🤖 AI Summary
Existing approaches to transforming data-intensive text into visualizations suffer from two key limitations: (1) localized modeling that fragments narrative coherence, and (2) insufficient visual expressiveness. This paper introduces the first end-to-end paragraph-to-data-video generation framework. It begins with context-aware fact extraction and semantic parsing using large language models; proceeds to generate globally coherent visualization sequences via optimized spatiotemporal modeling; and finally integrates differential animation scheduling with text-to-speech synthesis for smooth, dynamic presentation. Unlike conventional single-chart generation paradigms, our method prioritizes holistic data storytelling, visual consistency, and narrative fluency. User studies and expert evaluations demonstrate that the generated data videos significantly improve comprehension efficiency (+32%) and user engagement (+41%). This work establishes a novel paradigm for automated, narrative-driven data visualization.
📝 Abstract
Data-rich documents are commonly found across various fields such as business, finance, and science. However, a general limitation of these documents for reading is their reliance on text to convey data and facts.
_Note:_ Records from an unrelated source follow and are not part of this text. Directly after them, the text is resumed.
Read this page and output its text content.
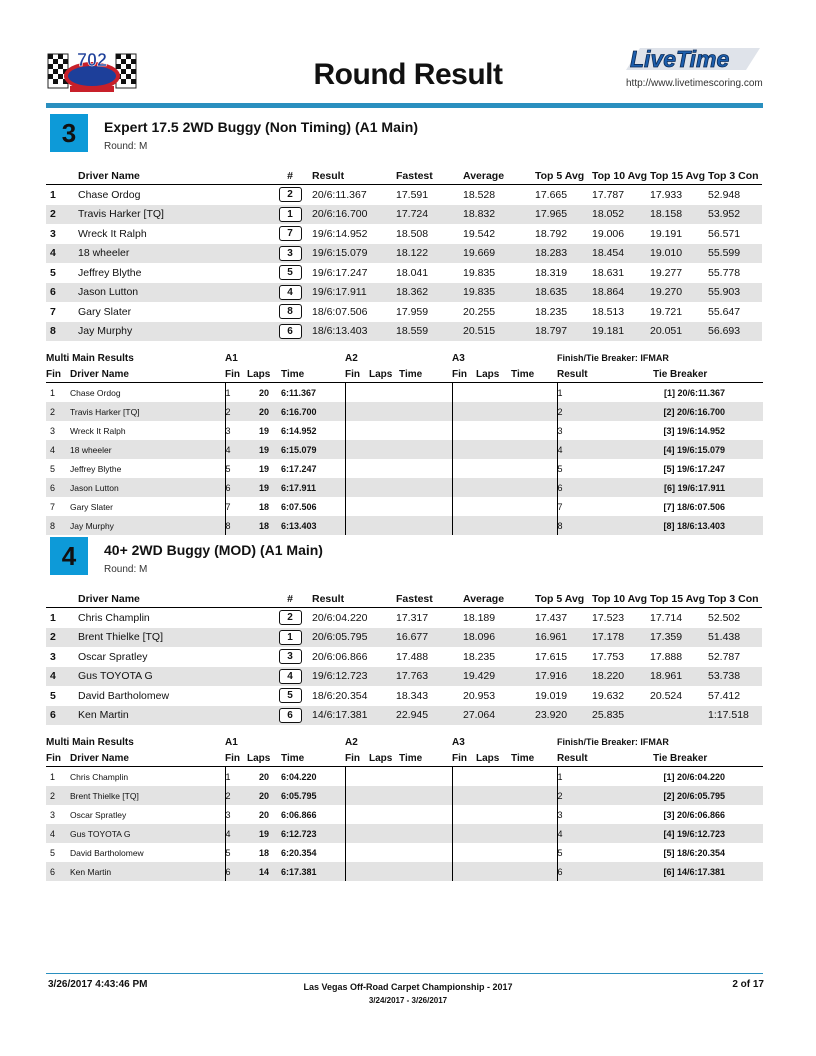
702	Round Result	LiveTime
http://www.livetimescoring.com
3	Expert 17.5 2WD Buggy (Non Timing) (A1 Main)
Round: M
	Driver Name	#	Result	Fastest	Average	Top 5 Avg	Top 10 Avg	Top 15 Avg	Top 3 Con
1	Chase Ordog	2	20/6:11.367	17.591	18.528	17.665	17.787	17.933	52.948
2	Travis Harker [TQ]	1	20/6:16.700	17.724	18.832	17.965	18.052	18.158	53.952
3	Wreck It Ralph	7	19/6:14.952	18.508	19.542	18.792	19.006	19.191	56.571
4	18 wheeler	3	19/6:15.079	18.122	19.669	18.283	18.454	19.010	55.599
5	Jeffrey Blythe	5	19/6:17.247	18.041	19.835	18.319	18.631	19.277	55.778
6	Jason Lutton	4	19/6:17.911	18.362	19.835	18.635	18.864	19.270	55.903
7	Gary Slater	8	18/6:07.506	17.959	20.255	18.235	18.513	19.721	55.647
8	Jay Murphy	6	18/6:13.403	18.559	20.515	18.797	19.181	20.051	56.693
Multi Main Results		A1			A2			A3			Finish/Tie Breaker: IFMAR	
Fin	Driver Name	Fin	Laps	Time	Fin	Laps	Time	Fin	Laps	Time	Result	Tie Breaker
1	Chase Ordog	1	20	6:11.367							1	[1] 20/6:11.367
2	Travis Harker [TQ]	2	20	6:16.700							2	[2] 20/6:16.700
3	Wreck It Ralph	3	19	6:14.952							3	[3] 19/6:14.952
4	18 wheeler	4	19	6:15.079							4	[4] 19/6:15.079
5	Jeffrey Blythe	5	19	6:17.247							5	[5] 19/6:17.247
6	Jason Lutton	6	19	6:17.911							6	[6] 19/6:17.911
7	Gary Slater	7	18	6:07.506							7	[7] 18/6:07.506
8	Jay Murphy	8	18	6:13.403							8	[8] 18/6:13.403
4	40+ 2WD Buggy (MOD) (A1 Main)
Round: M
	Driver Name	#	Result	Fastest	Average	Top 5 Avg	Top 10 Avg	Top 15 Avg	Top 3 Con
1	Chris Champlin	2	20/6:04.220	17.317	18.189	17.437	17.523	17.714	52.502
2	Brent Thielke [TQ]	1	20/6:05.795	16.677	18.096	16.961	17.178	17.359	51.438
3	Oscar Spratley	3	20/6:06.866	17.488	18.235	17.615	17.753	17.888	52.787
4	Gus TOYOTA G	4	19/6:12.723	17.763	19.429	17.916	18.220	18.961	53.738
5	David Bartholomew	5	18/6:20.354	18.343	20.953	19.019	19.632	20.524	57.412
6	Ken Martin	6	14/6:17.381	22.945	27.064	23.920	25.835		1:17.518
Multi Main Results		A1			A2			A3			Finish/Tie Breaker: IFMAR	
Fin	Driver Name	Fin	Laps	Time	Fin	Laps	Time	Fin	Laps	Time	Result	Tie Breaker
1	Chris Champlin	1	20	6:04.220							1	[1] 20/6:04.220
2	Brent Thielke [TQ]	2	20	6:05.795							2	[2] 20/6:05.795
3	Oscar Spratley	3	20	6:06.866							3	[3] 20/6:06.866
4	Gus TOYOTA G	4	19	6:12.723							4	[4] 19/6:12.723
5	David Bartholomew	5	18	6:20.354							5	[5] 18/6:20.354
6	Ken Martin	6	14	6:17.381							6	[6] 14/6:17.381
3/26/2017 4:43:46 PM	Las Vegas Off-Road Carpet Championship - 2017
3/24/2017 - 3/26/2017
2 of 17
Visual representation of text aids in providing a satisfactory reading experience in comprehension and engagement. However, existing work emphasizes presenting the insights of local text context, rather than fully conveying data stories within the whole paragraphs and engaging readers. To provide readers with satisfactory data stories, this paper presents Narrative Player, a novel method that automatically revives data narratives with consistent and contextualized visuals. Specifically, it accepts a paragraph and corresponding data table as input and leverages LLMs to characterize the clauses and extract contextualized data facts. Subsequently, the facts are transformed into a coherent visualization sequence with a carefully designed optimization-based approach. Animations are also assigned between adjacent visualizations to enable seamless transitions. Finally, the visualization sequence, transition animations, and audio narration generated by text-to-speech technologies are rendered into a data video. The evaluation results showed that the automatic-generated data videos were well-received by participants and experts for enhancing reading.